In 1973 - after returning to the record company that made him, Chicago's Chess Records and making a novelty recording about accoutrements, My Ding-a-Ling, that became his only US No.1 - he returned to Australia.
His Melbourne concert was delayed for nearly two hours as he refused to play until he was paid up front in US dollars.
Despite his often precarious life, Berry and his wife Themetta remained married for 69 years but on the road he had a reputation as a tough loner who used backup bands, and demanded payment in advance, a specific kind of amplifier and a limousine (with no driver) for his shows.

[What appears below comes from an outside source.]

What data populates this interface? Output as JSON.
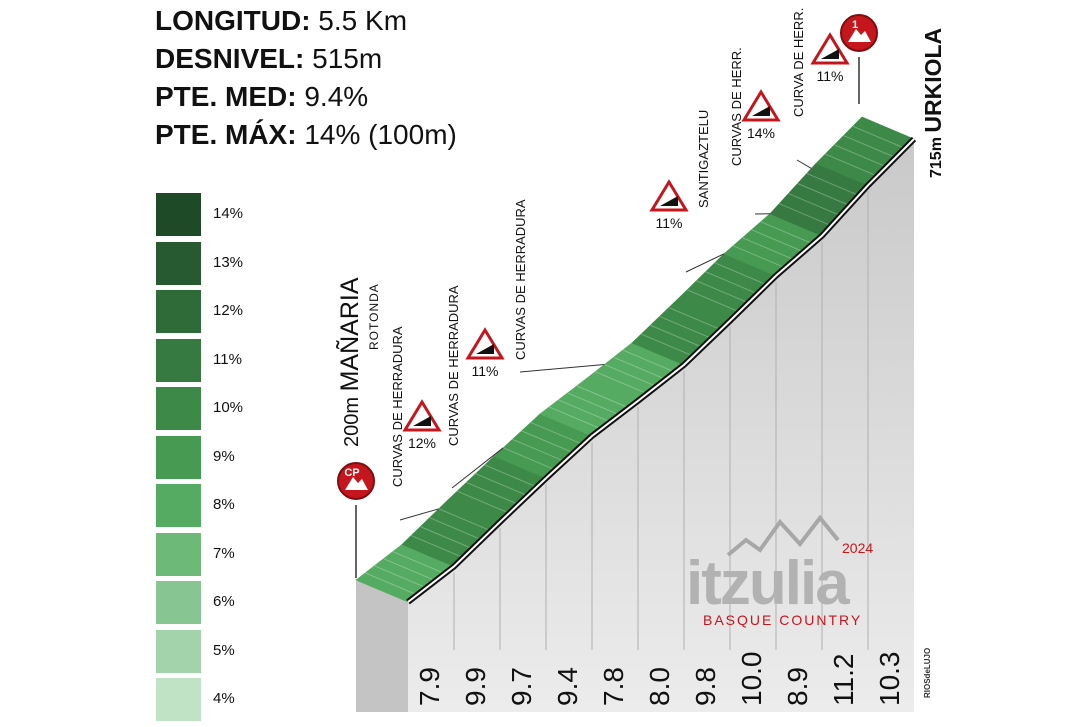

In 1986, one of his worshippers, Keith Richards assembled an all-star backup band (including Eric Clapton, Robert Cray, and sax player Bobby Keys) to play behind him in the documentary Hail! Hail! Rock 'n' Roll. The old rocker was filmed intimidating Richards and demanding an extra cash payment of $25,000.
But when he died on Saturday at his home in Missouri not far from where he was born in 1926, rock's pantheon came out to mourn.

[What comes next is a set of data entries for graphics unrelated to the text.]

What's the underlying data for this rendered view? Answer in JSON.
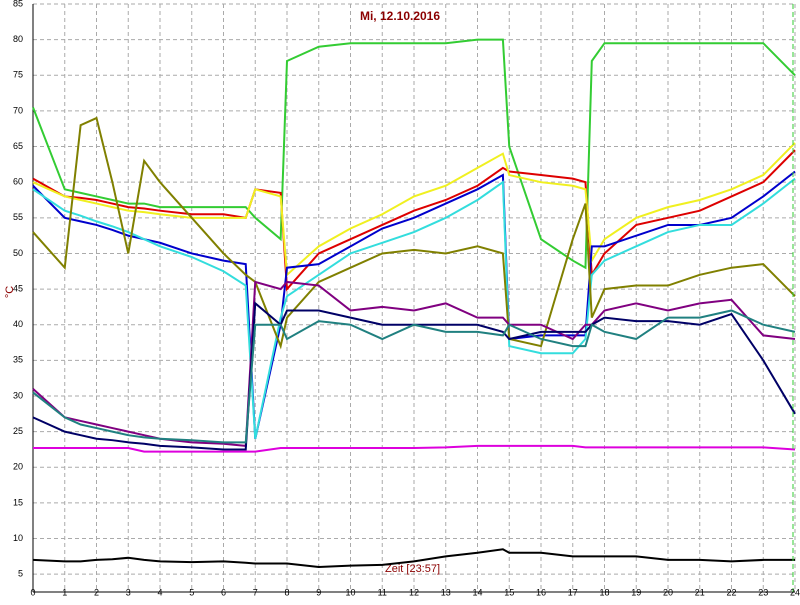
{
  "chart_data": {
    "type": "line",
    "title": "Mi, 12.10.2016",
    "y_label": "°C",
    "annotation": "Zeit [23:57]",
    "x": [
      0,
      1,
      1.5,
      2,
      2.5,
      3,
      3.5,
      4,
      5,
      6,
      6.7,
      7,
      7.8,
      8,
      9,
      10,
      11,
      12,
      13,
      14,
      14.8,
      15,
      16,
      17,
      17.4,
      17.6,
      18,
      19,
      20,
      21,
      22,
      23,
      24
    ],
    "xlim": [
      0,
      24
    ],
    "xticks": [
      0,
      1,
      2,
      3,
      4,
      5,
      6,
      7,
      8,
      9,
      10,
      11,
      12,
      13,
      14,
      15,
      16,
      17,
      18,
      19,
      20,
      21,
      22,
      23,
      24
    ],
    "ylim": [
      2.5,
      85
    ],
    "yticks": [
      5,
      10,
      15,
      20,
      25,
      30,
      35,
      40,
      45,
      50,
      55,
      60,
      65,
      70,
      75,
      80,
      85
    ],
    "grid": true,
    "series": [
      {
        "color": "#33cc33",
        "values": [
          70.5,
          59,
          58.5,
          58,
          57.5,
          57,
          57,
          56.5,
          56.5,
          56.5,
          56.5,
          55,
          52,
          77,
          79,
          79.5,
          79.5,
          79.5,
          79.5,
          80,
          80,
          65,
          52,
          49,
          48,
          77,
          79.5,
          79.5,
          79.5,
          79.5,
          79.5,
          79.5,
          75
        ]
      },
      {
        "color": "#dd0000",
        "values": [
          60.5,
          58,
          57.8,
          57.5,
          57,
          56.5,
          56.3,
          56,
          55.5,
          55.5,
          55,
          59,
          58.5,
          45,
          50,
          52,
          54,
          56,
          57.5,
          59.5,
          62,
          61.5,
          61,
          60.5,
          60,
          47,
          50,
          54,
          55,
          56,
          58,
          60,
          64.5
        ]
      },
      {
        "color": "#f0f020",
        "values": [
          60,
          58,
          57.5,
          57,
          56.5,
          56,
          55.8,
          55.5,
          55,
          55,
          55,
          59,
          58,
          47,
          51,
          53.5,
          55.5,
          58,
          59.5,
          62,
          64,
          61,
          60,
          59.5,
          59,
          49,
          52,
          55,
          56.5,
          57.5,
          59,
          61,
          65.5
        ]
      },
      {
        "color": "#0000cc",
        "values": [
          59.5,
          55,
          54.5,
          54,
          53.3,
          52.5,
          52,
          51.5,
          50,
          49,
          48.5,
          24,
          40,
          48,
          48.5,
          51,
          53.5,
          55,
          57,
          59,
          61,
          38,
          38.5,
          38.5,
          38.5,
          51,
          51,
          52.5,
          54,
          54,
          55,
          58,
          61.5
        ]
      },
      {
        "color": "#33dddd",
        "values": [
          59,
          56,
          55.3,
          54.5,
          53.8,
          53,
          52,
          51,
          49.5,
          47.5,
          45.5,
          24,
          41,
          44,
          47,
          50,
          51.5,
          53,
          55,
          57.5,
          60,
          37,
          36,
          36,
          38,
          47,
          49,
          51,
          53,
          54,
          54,
          57,
          60.5
        ]
      },
      {
        "color": "#808000",
        "values": [
          53,
          48,
          68,
          69,
          60,
          50,
          63,
          60,
          55,
          50,
          47,
          46,
          37,
          41,
          46,
          48,
          50,
          50.5,
          50,
          51,
          50,
          38,
          37,
          52,
          57,
          41,
          45,
          45.5,
          45.5,
          47,
          48,
          48.5,
          44
        ]
      },
      {
        "color": "#800080",
        "values": [
          31,
          27,
          26.5,
          26,
          25.5,
          25,
          24.5,
          24,
          23.5,
          23.3,
          23,
          46,
          45,
          46,
          45.5,
          42,
          42.5,
          42,
          43,
          41,
          41,
          40,
          40,
          38,
          40,
          40,
          42,
          43,
          42,
          43,
          43.5,
          38.5,
          38
        ]
      },
      {
        "color": "#000066",
        "values": [
          27,
          25,
          24.5,
          24,
          23.8,
          23.5,
          23.3,
          23,
          22.8,
          22.5,
          22.5,
          43,
          40,
          42,
          42,
          41,
          40,
          40,
          40,
          40,
          39,
          38,
          39,
          39,
          39,
          40,
          41,
          40.5,
          40.5,
          40,
          41.5,
          35,
          27.5
        ]
      },
      {
        "color": "#208080",
        "values": [
          30.5,
          27,
          26,
          25.5,
          25,
          24.5,
          24.2,
          24,
          23.8,
          23.5,
          23.5,
          40,
          40,
          38,
          40.5,
          40,
          38,
          40,
          39,
          39,
          38.5,
          40,
          38,
          37,
          37,
          40,
          39,
          38,
          41,
          41,
          42,
          40,
          39
        ]
      },
      {
        "color": "#dd00dd",
        "values": [
          22.7,
          22.7,
          22.7,
          22.7,
          22.7,
          22.7,
          22.2,
          22.2,
          22.2,
          22.2,
          22.2,
          22.2,
          22.7,
          22.7,
          22.7,
          22.7,
          22.7,
          22.7,
          22.8,
          23,
          23,
          23,
          23,
          23,
          22.8,
          22.8,
          22.8,
          22.8,
          22.8,
          22.8,
          22.8,
          22.8,
          22.5
        ]
      },
      {
        "color": "#000000",
        "values": [
          7,
          6.8,
          6.8,
          7,
          7.1,
          7.3,
          7,
          6.8,
          6.7,
          6.8,
          6.6,
          6.5,
          6.5,
          6.5,
          6,
          6.2,
          6.3,
          6.8,
          7.5,
          8,
          8.5,
          8,
          8,
          7.5,
          7.5,
          7.5,
          7.5,
          7.5,
          7,
          7,
          6.8,
          7,
          7
        ]
      }
    ]
  }
}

Ringo Starr was one of the first to post a tribute on social media, tweeting "R I P. And peace and love Chuck Berry Mr. rock 'n' roll music".

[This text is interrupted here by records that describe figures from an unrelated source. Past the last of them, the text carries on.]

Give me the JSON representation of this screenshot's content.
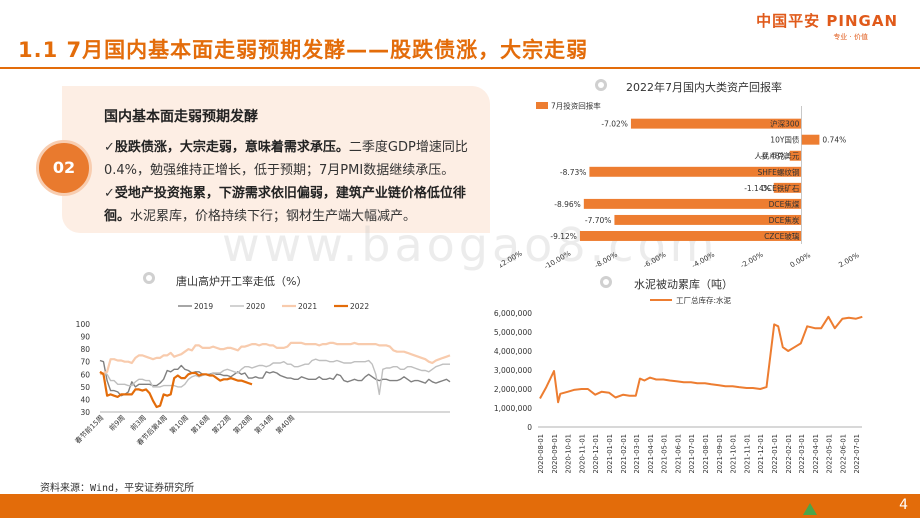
{
  "header": {
    "title": "1.1 7月国内基本面走弱预期发酵——股跌债涨，大宗走弱",
    "logo_main": "中国平安 PINGAN",
    "logo_sub": "专业 · 价值"
  },
  "card": {
    "badge": "02",
    "heading": "国内基本面走弱预期发酵",
    "bullet1_bold": "股跌债涨，大宗走弱，意味着需求承压。",
    "bullet1_rest": "二季度GDP增速同比0.4%，勉强维持正增长，低于预期；7月PMI数据继续承压。",
    "bullet2_bold": "受地产投资拖累，下游需求依旧偏弱，建筑产业链价格低位徘徊。",
    "bullet2_rest": "水泥累库，价格持续下行；钢材生产端大幅减产。"
  },
  "watermark": "www.baogao8.com",
  "source": "资料来源：Wind，平安证券研究所",
  "page_number": "4",
  "colors": {
    "accent": "#e36c0a",
    "bar": "#ed7d31",
    "y2019": "#808080",
    "y2020": "#bfbfbf",
    "y2021": "#f8cbad",
    "y2022": "#e36c0a"
  },
  "chart_data": [
    {
      "type": "bar",
      "orientation": "horizontal",
      "title": "2022年7月国内大类资产回报率",
      "legend": [
        "7月投资回报率"
      ],
      "categories": [
        "沪深300",
        "10Y国债",
        "人民币兑美元",
        "SHFE螺纹钢",
        "DCE铁矿石",
        "DCE焦煤",
        "DCE焦炭",
        "CZCE玻璃"
      ],
      "values": [
        -7.02,
        0.74,
        -0.48,
        -8.73,
        -1.14,
        -8.96,
        -7.7,
        -9.12
      ],
      "value_labels": [
        "-7.02%",
        "0.74%",
        "-0.48%",
        "-8.73%",
        "-1.14%",
        "-8.96%",
        "-7.70%",
        "-9.12%"
      ],
      "xlim": [
        -12,
        2
      ],
      "xticks": [
        "-12.00%",
        "-10.00%",
        "-8.00%",
        "-6.00%",
        "-4.00%",
        "-2.00%",
        "0.00%",
        "2.00%"
      ]
    },
    {
      "type": "line",
      "title": "唐山高炉开工率走低（%）",
      "ylim": [
        30,
        100
      ],
      "yticks": [
        "30",
        "40",
        "50",
        "60",
        "70",
        "80",
        "90",
        "100"
      ],
      "xticks": [
        "春节前15周",
        "前9周",
        "前3周",
        "春节后第4周",
        "第10周",
        "第16周",
        "第22周",
        "第28周",
        "第34周",
        "第40周"
      ],
      "series": [
        {
          "name": "2019",
          "values": [
            71,
            70,
            55,
            47,
            47,
            46,
            43,
            44,
            46,
            54,
            50,
            52,
            52,
            52,
            52,
            51,
            51,
            53,
            56,
            63,
            62,
            64,
            64,
            67,
            64,
            63,
            61,
            62,
            62,
            60,
            60,
            60,
            61,
            60,
            60,
            59,
            59,
            58,
            60,
            62,
            60,
            61,
            57,
            57,
            58,
            57,
            57,
            62,
            61,
            62,
            61,
            59,
            58,
            57,
            57,
            56,
            56,
            58,
            57,
            56,
            56,
            56,
            58,
            56,
            56,
            57,
            56,
            60,
            59,
            55,
            54,
            55,
            56,
            55,
            55,
            58,
            60,
            58,
            56,
            55,
            56,
            56,
            55,
            55,
            55,
            56,
            58,
            56,
            54,
            55,
            55,
            54,
            53,
            56,
            54,
            53,
            54,
            55,
            56,
            54
          ]
        },
        {
          "name": "2020",
          "values": [
            61,
            61,
            60,
            55,
            55,
            52,
            52,
            52,
            51,
            51,
            54,
            56,
            56,
            55,
            55,
            50,
            50,
            50,
            51,
            51,
            51,
            51,
            50,
            50,
            52,
            56,
            58,
            59,
            58,
            59,
            60,
            59,
            61,
            61,
            61,
            63,
            64,
            63,
            62,
            61,
            64,
            66,
            66,
            65,
            66,
            67,
            67,
            66,
            67,
            69,
            69,
            69,
            70,
            68,
            68,
            66,
            66,
            67,
            68,
            68,
            71,
            72,
            71,
            71,
            71,
            70,
            70,
            71,
            70,
            69,
            69,
            69,
            70,
            70,
            70,
            70,
            71,
            68,
            60,
            44,
            64,
            65,
            65,
            66,
            66,
            64,
            64,
            66,
            66,
            65,
            64,
            63,
            63,
            62,
            64,
            66,
            67,
            68,
            68,
            68
          ]
        },
        {
          "name": "2021",
          "values": [
            60,
            61,
            62,
            72,
            72,
            71,
            71,
            70,
            70,
            69,
            73,
            75,
            75,
            74,
            73,
            72,
            73,
            73,
            75,
            75,
            77,
            74,
            75,
            76,
            78,
            80,
            79,
            83,
            83,
            81,
            81,
            81,
            82,
            81,
            80,
            80,
            81,
            81,
            80,
            79,
            82,
            82,
            83,
            84,
            84,
            83,
            84,
            84,
            83,
            83,
            81,
            81,
            81,
            82,
            85,
            85,
            85,
            85,
            84,
            84,
            84,
            84,
            83,
            84,
            84,
            85,
            85,
            84,
            84,
            84,
            84,
            84,
            85,
            84,
            84,
            84,
            84,
            84,
            84,
            83,
            83,
            83,
            82,
            79,
            78,
            78,
            78,
            77,
            76,
            75,
            74,
            73,
            72,
            70,
            69,
            71,
            72,
            73,
            74,
            75
          ]
        },
        {
          "name": "2022",
          "values": [
            62,
            60,
            43,
            44,
            43,
            42,
            44,
            44,
            44,
            44,
            48,
            48,
            47,
            48,
            45,
            39,
            34,
            35,
            44,
            43,
            44,
            57,
            59,
            57,
            57,
            60,
            61,
            61,
            59,
            60,
            60,
            59,
            59,
            57,
            55,
            56,
            56,
            57,
            56,
            55,
            55,
            54,
            53,
            52
          ]
        }
      ]
    },
    {
      "type": "line",
      "title": "水泥被动累库（吨）",
      "legend": [
        "工厂总库存:水泥"
      ],
      "ylim": [
        0,
        6000000
      ],
      "yticks": [
        "0",
        "1,000,000",
        "2,000,000",
        "3,000,000",
        "4,000,000",
        "5,000,000",
        "6,000,000"
      ],
      "xticks": [
        "2020-08-01",
        "2020-09-01",
        "2020-10-01",
        "2020-11-01",
        "2020-12-01",
        "2021-01-01",
        "2021-02-01",
        "2021-03-01",
        "2021-04-01",
        "2021-05-01",
        "2021-06-01",
        "2021-07-01",
        "2021-08-01",
        "2021-09-01",
        "2021-10-01",
        "2021-11-01",
        "2021-12-01",
        "2022-01-01",
        "2022-02-01",
        "2022-03-01",
        "2022-04-01",
        "2022-05-01",
        "2022-06-01",
        "2022-07-01"
      ],
      "series": [
        {
          "name": "工厂总库存:水泥",
          "x": [
            "2020-08-01",
            "2020-08-15",
            "2020-09-01",
            "2020-09-10",
            "2020-09-15",
            "2020-10-01",
            "2020-10-15",
            "2020-11-01",
            "2020-11-15",
            "2020-12-01",
            "2020-12-15",
            "2021-01-01",
            "2021-01-15",
            "2021-02-01",
            "2021-02-15",
            "2021-03-01",
            "2021-03-10",
            "2021-03-20",
            "2021-04-01",
            "2021-04-15",
            "2021-05-01",
            "2021-05-15",
            "2021-06-01",
            "2021-06-15",
            "2021-07-01",
            "2021-07-15",
            "2021-08-01",
            "2021-08-15",
            "2021-09-01",
            "2021-09-15",
            "2021-10-01",
            "2021-10-15",
            "2021-11-01",
            "2021-11-15",
            "2021-12-01",
            "2021-12-15",
            "2022-01-01",
            "2022-01-10",
            "2022-01-20",
            "2022-02-01",
            "2022-02-15",
            "2022-03-01",
            "2022-03-15",
            "2022-04-01",
            "2022-04-15",
            "2022-05-01",
            "2022-05-15",
            "2022-06-01",
            "2022-06-15",
            "2022-07-01",
            "2022-07-15"
          ],
          "values": [
            1500000,
            2100000,
            2950000,
            1300000,
            1750000,
            1850000,
            1950000,
            2000000,
            2000000,
            1700000,
            1850000,
            1800000,
            1550000,
            1700000,
            1650000,
            1650000,
            2550000,
            2450000,
            2600000,
            2500000,
            2500000,
            2450000,
            2400000,
            2350000,
            2350000,
            2300000,
            2300000,
            2250000,
            2200000,
            2150000,
            2150000,
            2100000,
            2050000,
            2050000,
            2000000,
            2100000,
            5400000,
            5300000,
            4200000,
            4000000,
            4200000,
            4400000,
            5300000,
            5200000,
            5200000,
            5800000,
            5200000,
            5700000,
            5750000,
            5700000,
            5800000
          ]
        }
      ]
    }
  ]
}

"Just let me hear some of that rock 'n' roll music any old way you use it I am playing I'm talking about you. God bless Chuck Berry Chuck" he wrote in a second tweet.
"Chuck Berry was rock's greatest practitioner, guitarist, and the greatest pure rock 'n' roll writer who ever lived. This is a tremendous loss of a giant for the ages," Bruce Springsteen posted on his Facebook page and on Twitter.
The Rolling Stones said they were "deeply saddened" to hear of Berry's death.
"He was a true pioneer of rock & roll and a massive influence on us. Chuck was not only a brilliant guitarist, singer and performer, but most importantly, he was a master craftsman as a songwriter. His songs will live forever," the band said in a statement.
In his own statement, Mick Jagger said: "I want to thank him for all the inspirational music he gave to us. He lit up our teenage years, and blew life into our dreams of being musicians and performers. His lyrics shone above others and threw a strange light on the American dream. Chuck, you were amazing, and your music is engraved inside us forever."
Keith Richard said it all: "One of my big lights has gone out". Hail Hail Chuck Berry!!! None of us would have been here without you. Rock on brother!"